Towards robust global CH₄ emission inversions: Insights into the impact of parametric weighting of TROPOMI observations

Satellite observations are critical for global monitoring of trace gases like methane (CH₄), a potent greenhouse gas, but challenges remain in assimilating dense satellite data alongside sparser in situ measurements within inverse modelling systems. Here, we present a parametric regularisation method that computes observation-specific weights based on the spatial and temporal coverage of satellite data, enabling balanced assimilation across densely and sparsely observed regions. This approach is implemented as a preprocessing step, preserving computational efficiency by maintaining a fixed covariance matrix, and is adaptable for use with multiple satellite products in combined inversions.

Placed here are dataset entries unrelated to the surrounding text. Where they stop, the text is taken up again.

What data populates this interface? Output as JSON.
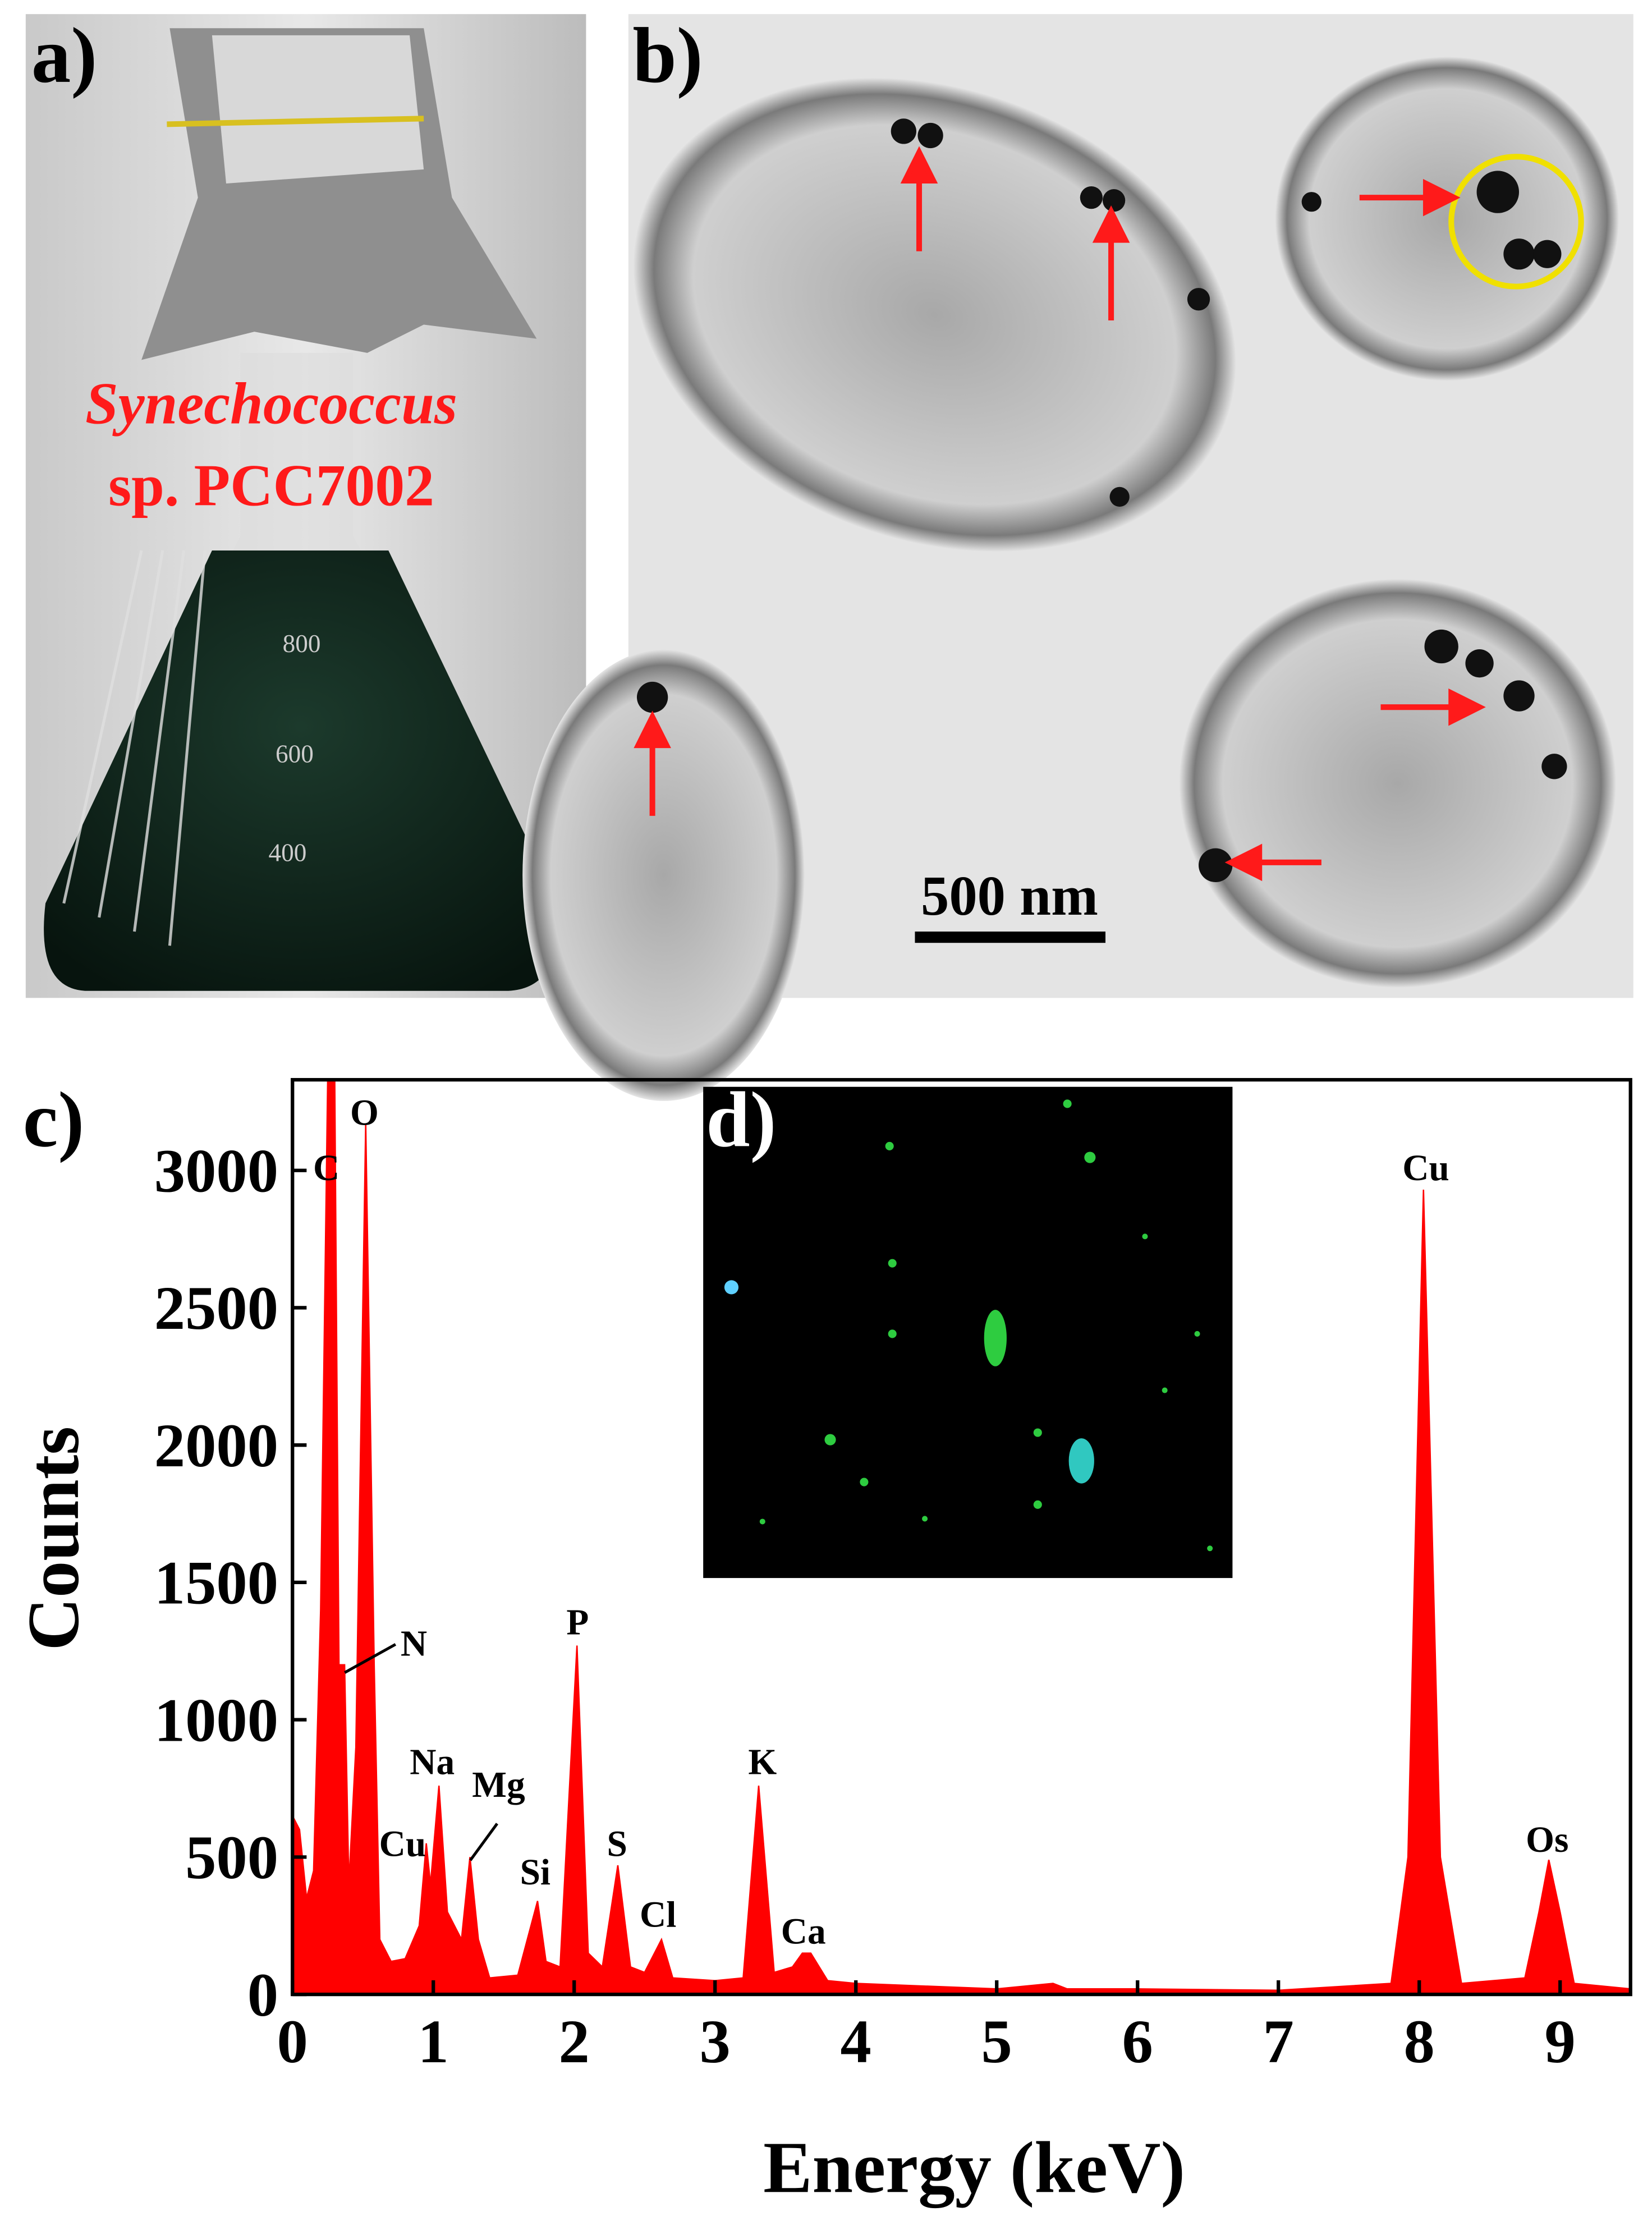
{
  "panel_a": {
    "label": "a)",
    "caption": [
      "Synechococcus",
      "sp. PCC7002"
    ],
    "flask_marks": [
      "800",
      "600",
      "400"
    ]
  },
  "panel_b": {
    "label": "b)",
    "scale_bar": "500 nm"
  },
  "panel_d": {
    "label": "d)"
  },
  "chart_data": {
    "type": "area",
    "label": "c)",
    "x_label": "Energy (keV)",
    "y_label": "Counts",
    "color": "#ff0000",
    "x": [
      0,
      0.05,
      0.1,
      0.15,
      0.2,
      0.25,
      0.3,
      0.33,
      0.37,
      0.4,
      0.45,
      0.52,
      0.58,
      0.62,
      0.7,
      0.8,
      0.9,
      0.95,
      0.98,
      1.04,
      1.1,
      1.2,
      1.26,
      1.32,
      1.4,
      1.6,
      1.74,
      1.8,
      1.9,
      2.02,
      2.1,
      2.2,
      2.31,
      2.4,
      2.5,
      2.62,
      2.7,
      3.0,
      3.2,
      3.31,
      3.42,
      3.55,
      3.62,
      3.68,
      3.8,
      4.0,
      5.0,
      5.4,
      5.5,
      6.0,
      7.0,
      7.8,
      7.92,
      8.03,
      8.15,
      8.3,
      8.75,
      8.85,
      8.92,
      9.0,
      9.1,
      9.5
    ],
    "values": [
      650,
      600,
      350,
      450,
      1400,
      3330,
      3330,
      1200,
      1200,
      400,
      900,
      3170,
      1200,
      200,
      120,
      130,
      250,
      550,
      400,
      760,
      300,
      200,
      500,
      200,
      60,
      70,
      340,
      120,
      100,
      1270,
      150,
      100,
      470,
      100,
      80,
      200,
      60,
      50,
      60,
      760,
      80,
      100,
      150,
      150,
      50,
      40,
      20,
      40,
      20,
      20,
      15,
      40,
      500,
      2930,
      500,
      40,
      60,
      300,
      490,
      300,
      40,
      20
    ],
    "xlim": [
      0,
      9.5
    ],
    "ylim": [
      0,
      3330
    ],
    "xticks": [
      0,
      1,
      2,
      3,
      4,
      5,
      6,
      7,
      8,
      9
    ],
    "yticks": [
      0,
      500,
      1000,
      1500,
      2000,
      2500,
      3000
    ],
    "annotations": [
      "C",
      "O",
      "N",
      "Na",
      "Cu",
      "Mg",
      "Si",
      "P",
      "S",
      "Cl",
      "K",
      "Ca",
      "Cu",
      "Os"
    ]
  }
}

Applied to global methane inversions using the TM5-MP/4DVAR system at 1° × 1° resolution for 2019 with TROPOMI observations, our method reduces grid cell weight variability by approximately 20% compared to a constant weighting approach. This adaptation effectively increases the influence of observations from regions with sparse satellite coverage, such as high latitudes and oceans, while reducing over-representation from densely sampled areas. The redistributed weights lead to localised but notable changes in optimised methane fluxes, especially in regions like Southeast Asia and South America, but the global posterior budget remains consistent with the latest Global Methane Budget estimates.

Comparison against independent TCCON and NOAA measurements confirms the robustness of the parametric weighting. Overall, the proposed methodology offers a robust, efficient, and easily generalizable framework for assimilating satellite observations, improving constraints on methane emissions globally, and providing a foundation for future multi-product inversions.